A state budget approved by both houses of the legislature but threatened with a veto from the governor would improve Wilton’s state-aid situation compared to numbers circulating over the summer.

First Selectman Lynne Vanderslice told The Bulletin Monday night preliminary estimates received from the Connecticut Conference of Municipalities indicate Wilton would receive approximately $600,000 more in municipal aid than it budgeted in fiscal year 2018.

“The approved budget, which is expected to be vetoed, includes reforms to pension and other cost containment measures,” she said in an email. “The approved budget moves us in the right direction. We all need to make sure the reform measures are included in the final adopted budget.”

According to state Rep. Gail Lavielle, the budget as it stands leaves Wilton “pretty much intact.” The town would receive the following:


  • Town Road Aid — $316,218 in 2018, $316,218 in 2019, the same as in 2017.

  • LoCip (Local Capital Improvements) — $206,974 in 2018, $131,710 in 2019, up from zero in 2017.

  • ECS (Education Cost Sharing) — $518,998 in 2018, $518,998 in 2019, compared to $462,941 in 2017.

  • Special Education — $954,011 in 2018, $954,011 in 2019, down from $1,081,622 in 2017.

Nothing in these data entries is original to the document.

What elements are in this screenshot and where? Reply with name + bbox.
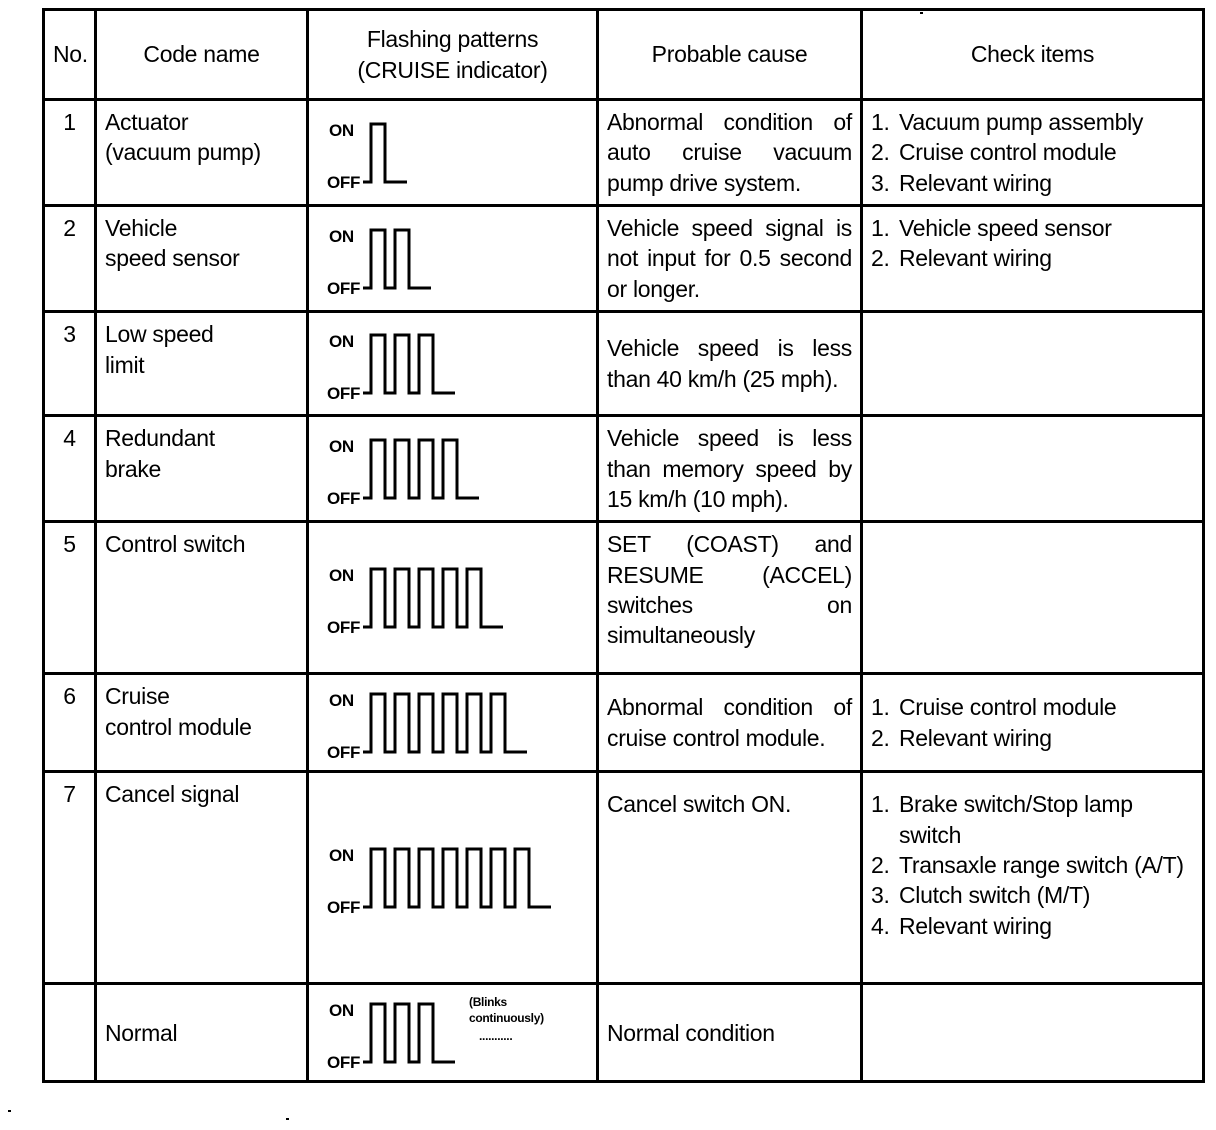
probable-cause: Normal condition [598, 984, 862, 1082]
diagnosis-code-table [42, 8, 1205, 1083]
code-name [96, 772, 308, 984]
check-item [871, 850, 1194, 880]
check-item-number: 2. [871, 245, 890, 272]
check-item-number: 3. [871, 169, 890, 196]
check-item-text: Cruise control module [899, 139, 1117, 166]
table-row [44, 522, 1204, 674]
flash-pattern-cell [308, 674, 598, 772]
off-label: OFF [327, 743, 361, 763]
check-item-text: Clutch switch (M/T) [899, 882, 1091, 909]
code-name-line: Low speed [105, 321, 214, 348]
row-number: 7 [44, 772, 96, 984]
blink-note-line: continuously) [469, 1011, 544, 1026]
header-code-name: Code name [96, 10, 308, 100]
row-number: 5 [44, 522, 96, 674]
header-no: No. [44, 10, 96, 100]
flash-pattern-cell [308, 522, 598, 674]
table-row [44, 984, 1204, 1082]
check-item [871, 213, 1194, 243]
code-name-line: Redundant [105, 425, 215, 452]
code-name-line: Normal [105, 1019, 178, 1046]
code-name [96, 416, 308, 522]
check-item-number: 4. [871, 912, 890, 939]
header-probable-cause: Probable cause [598, 10, 862, 100]
flash-pattern-diagram [313, 523, 593, 675]
check-item-text: Vacuum pump assembly [899, 109, 1144, 135]
code-name-line: Control switch [105, 531, 246, 558]
on-label: ON [329, 566, 354, 586]
flash-pulse-train [363, 335, 455, 393]
check-item [871, 243, 1194, 273]
flash-pattern-cell [308, 100, 598, 206]
blink-note-dots: ........... [479, 1029, 513, 1044]
code-name-line: control module [105, 713, 252, 740]
table-row [44, 772, 1204, 984]
code-name [96, 674, 308, 772]
probable-cause: SET (COAST) and RESUME (ACCEL) switches on simultaneously [598, 522, 862, 674]
code-name-line: speed sensor [105, 245, 240, 272]
probable-cause: Vehicle speed signal is not input for 0.5 second or longer. [598, 206, 862, 312]
table-row [44, 206, 1204, 312]
on-label: ON [329, 332, 354, 352]
flash-pattern-cell [308, 206, 598, 312]
check-item-text: Relevant wiring [899, 724, 1052, 751]
check-items [862, 416, 1204, 522]
flash-pulse-train [363, 849, 551, 907]
check-items [862, 206, 1204, 312]
check-item-number: 1. [871, 215, 890, 242]
flash-pattern-diagram [313, 675, 593, 773]
off-label: OFF [327, 279, 361, 299]
check-item [871, 107, 1194, 137]
code-name-line: Actuator [105, 109, 189, 135]
check-item-text: Relevant wiring [899, 245, 1052, 272]
row-number: 1 [44, 100, 96, 206]
header-flashing-patterns [308, 10, 598, 100]
row-number: 4 [44, 416, 96, 522]
row-number: 6 [44, 674, 96, 772]
code-name-line: limit [105, 351, 145, 378]
row-number: 2 [44, 206, 96, 312]
flash-pattern-cell [308, 984, 598, 1082]
check-items [862, 312, 1204, 416]
check-item [871, 723, 1194, 753]
code-name [96, 100, 308, 206]
code-name-line: (vacuum pump) [105, 139, 261, 166]
table-row [44, 312, 1204, 416]
check-item [871, 692, 1194, 722]
probable-cause: Cancel switch ON. [598, 772, 862, 984]
code-name [96, 522, 308, 674]
check-item-number: 3. [871, 882, 890, 909]
flash-pattern-cell [308, 416, 598, 522]
code-name [96, 984, 308, 1082]
probable-cause: Vehicle speed is less than 40 km/h (25 mph). [598, 312, 862, 416]
header-pattern-line1: Flashing patterns [366, 26, 539, 53]
check-item-text: Vehicle speed sensor [899, 215, 1112, 242]
table-row [44, 674, 1204, 772]
code-name-line: brake [105, 455, 162, 482]
flash-pulse-train [363, 440, 479, 498]
code-name [96, 206, 308, 312]
blink-note-line: (Blinks [469, 995, 507, 1010]
check-item-text: Relevant wiring [899, 912, 1052, 939]
check-items [862, 100, 1204, 206]
check-item [871, 168, 1194, 198]
check-item [871, 911, 1194, 941]
check-items [862, 674, 1204, 772]
probable-cause: Vehicle speed is less than memory speed by 15 km/h (10 mph). [598, 416, 862, 522]
check-item [871, 137, 1194, 167]
flash-pattern-diagram [313, 773, 593, 985]
row-number: 3 [44, 312, 96, 416]
off-label: OFF [327, 1053, 361, 1073]
check-item-number: 2. [871, 724, 890, 751]
probable-cause: Abnormal condition of auto cruise vacuum pump drive system. [598, 100, 862, 206]
row-number [44, 984, 96, 1082]
header-row [44, 10, 1204, 100]
flash-pattern-cell [308, 772, 598, 984]
off-label: OFF [327, 489, 361, 509]
flash-pattern-diagram [313, 313, 593, 417]
check-items [862, 772, 1204, 984]
scan-speck [920, 12, 923, 14]
flash-pattern-diagram [313, 985, 593, 1083]
code-name-line: Vehicle [105, 215, 178, 242]
on-label: ON [329, 437, 354, 457]
scan-speck [286, 1118, 289, 1120]
on-label: ON [329, 846, 354, 866]
check-item [871, 880, 1194, 910]
header-pattern-line2: (CRUISE indicator) [357, 56, 548, 83]
off-label: OFF [327, 618, 361, 638]
flash-pulse-train [363, 1004, 455, 1062]
check-item-text: Cruise control module [899, 694, 1117, 721]
code-name-line: Cancel signal [105, 781, 240, 808]
flash-pattern-diagram [313, 417, 593, 523]
flash-pattern-cell [308, 312, 598, 416]
table-row [44, 100, 1204, 206]
on-label: ON [329, 1001, 354, 1021]
check-item-number: 2. [871, 139, 890, 166]
off-label: OFF [327, 898, 361, 918]
check-items [862, 984, 1204, 1082]
check-item-text: Relevant wiring [899, 169, 1052, 196]
flash-pattern-diagram [313, 207, 593, 313]
flash-pulse-train [363, 230, 431, 288]
on-label: ON [329, 227, 354, 247]
flash-pulse-train [363, 124, 407, 182]
flash-pattern-diagram [313, 101, 593, 207]
header-check-items: Check items [862, 10, 1204, 100]
check-item-text: Brake switch/Stop lamp switch [899, 791, 1133, 848]
on-label: ON [329, 121, 354, 141]
off-label: OFF [327, 384, 361, 404]
check-item-text: Transaxle range switch (A/T) [899, 851, 1184, 878]
code-name-line: Cruise [105, 683, 170, 710]
probable-cause: Abnormal condition of cruise control module. [598, 674, 862, 772]
flash-pulse-train [363, 569, 503, 627]
check-item-number: 1. [871, 791, 890, 818]
scan-speck [8, 1110, 11, 1112]
table-row [44, 416, 1204, 522]
off-label: OFF [327, 173, 361, 193]
check-item-number: 1. [871, 694, 890, 721]
on-label: ON [329, 691, 354, 711]
flash-pulse-train [363, 694, 527, 752]
check-item-number: 1. [871, 109, 890, 135]
check-item [871, 789, 1194, 850]
code-name [96, 312, 308, 416]
check-item-number: 2. [871, 851, 890, 878]
check-items [862, 522, 1204, 674]
table-body [44, 100, 1204, 1082]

  • Grants for Municipal Projects — $307,058 in 2018, $307,058 in 2019, the same as in 2017.


For 2018 and 2019, Wilton would also receive money through what is called a municipal stabilization grant that would bring its state aid up to 2017 levels. In 2018 the town would receive $173,514 and in 2019 it would receive $290,332.

Most importantly, the budget as approved does not require towns to pay a share of the teachers’ pension fund,  a source of revenue to the state favored by Gov. Dannel Malloy.

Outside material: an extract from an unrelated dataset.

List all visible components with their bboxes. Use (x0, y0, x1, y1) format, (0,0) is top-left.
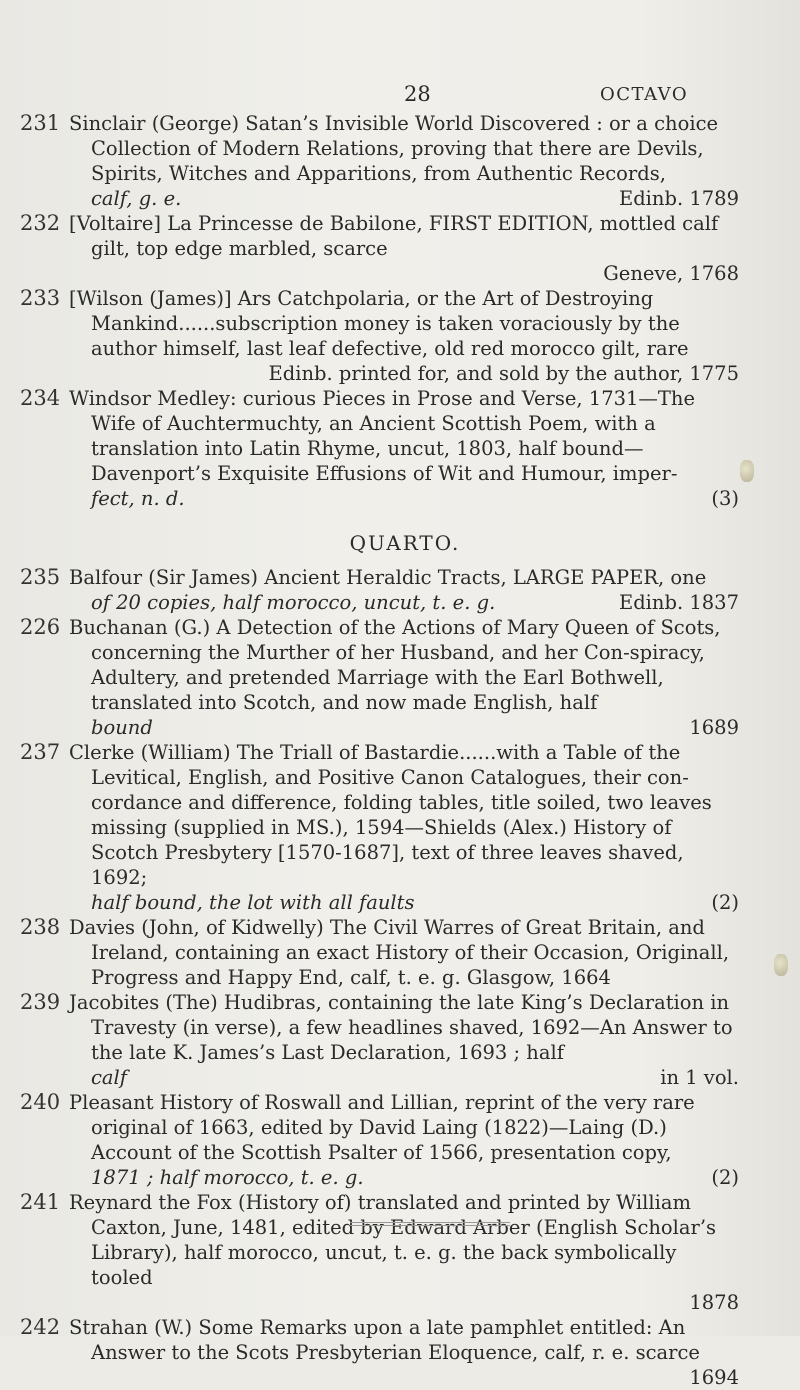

The budget — which should have been passed before the end of the legislative session in early May — amounts to $40.68 billion over two years. Malloy has said he will not approve it, but he promised to review it and has said bipartisan negotiation will be needed to craft a final document.

This budget, which was put forth by Republican legislators, who are in the minority in both houses of the General Assembly, drew support from eight Democrats — five in the House and three in the Senate — when it narrowly passed in the wee hours of Saturday morning, Sept. 16.

The vote was 21 to 15 in the Senate, and 77-73 in the House. State senators number 18 on each side and Democrats hold a slim 79-72 edge in the House.

One of the aspects Malloy objects to is it would reduce payments to state pensions, which he said will violate contracts with state employees. It also cuts payments to public colleges and universities, cuts income tax payments to the working poor, and falls short on increased payments to Hartford, which is facing bankruptcy, by $33 million.

The budget’s passage was hailed by Sen. Toni Boucher (R-26) of Wilton who called it a “win” for taxpayers.  

“Republicans worked so hard, producing a nearly 1,000-page document of cuts, prioritized spending, and structural changes,” she said in a press release. “We present a balanced, responsible budget that did not include new taxes or tolls.

“The bipartisan support for this budget in the Senate is a small victory. I want to thank my Democrat colleagues who put party politics aside to vote for what they, and we believe is a responsible proposal.”

Despite that support, Boucher acknowledged at a gathering Saturday night at Wilton Library there are not enough votes to override a veto by the governor. Boucher made the comment at her gubernatorial exploratory campaign kickoff party.

Wilton’s state representative, Gail Lavielle (R-143), told The Bulletin on Saturday afternoon the budget proposal can now truly be called bipartisan.

“What I think is clear, I think we are seeing the will of what appears to be a majority, a bipartisan majority of the legislature to take the state in a new direction that involves not constantly increasing taxes and spending,” she said.

“I am so pleased we have people in both parties who are of like minds on these issues and not afraid to do something about it.”

In the absence of a budget passed by the legislature, Malloy has been running the state’s finances by executive order, something he has repeatedly said he did not want to continue doing.

Speaking to The Bulletin about the governor’s remarks Lavielle said, “He kept saying [to the legislature] if you don’t pass a budget it’s your fault. Now it’s not our fault, it’s his. It will be his decision to let the executive order kick in.”

Malloy can either sign the budget proposal into law, sign it with line-item vetoes, veto it, or let it pass without his signature.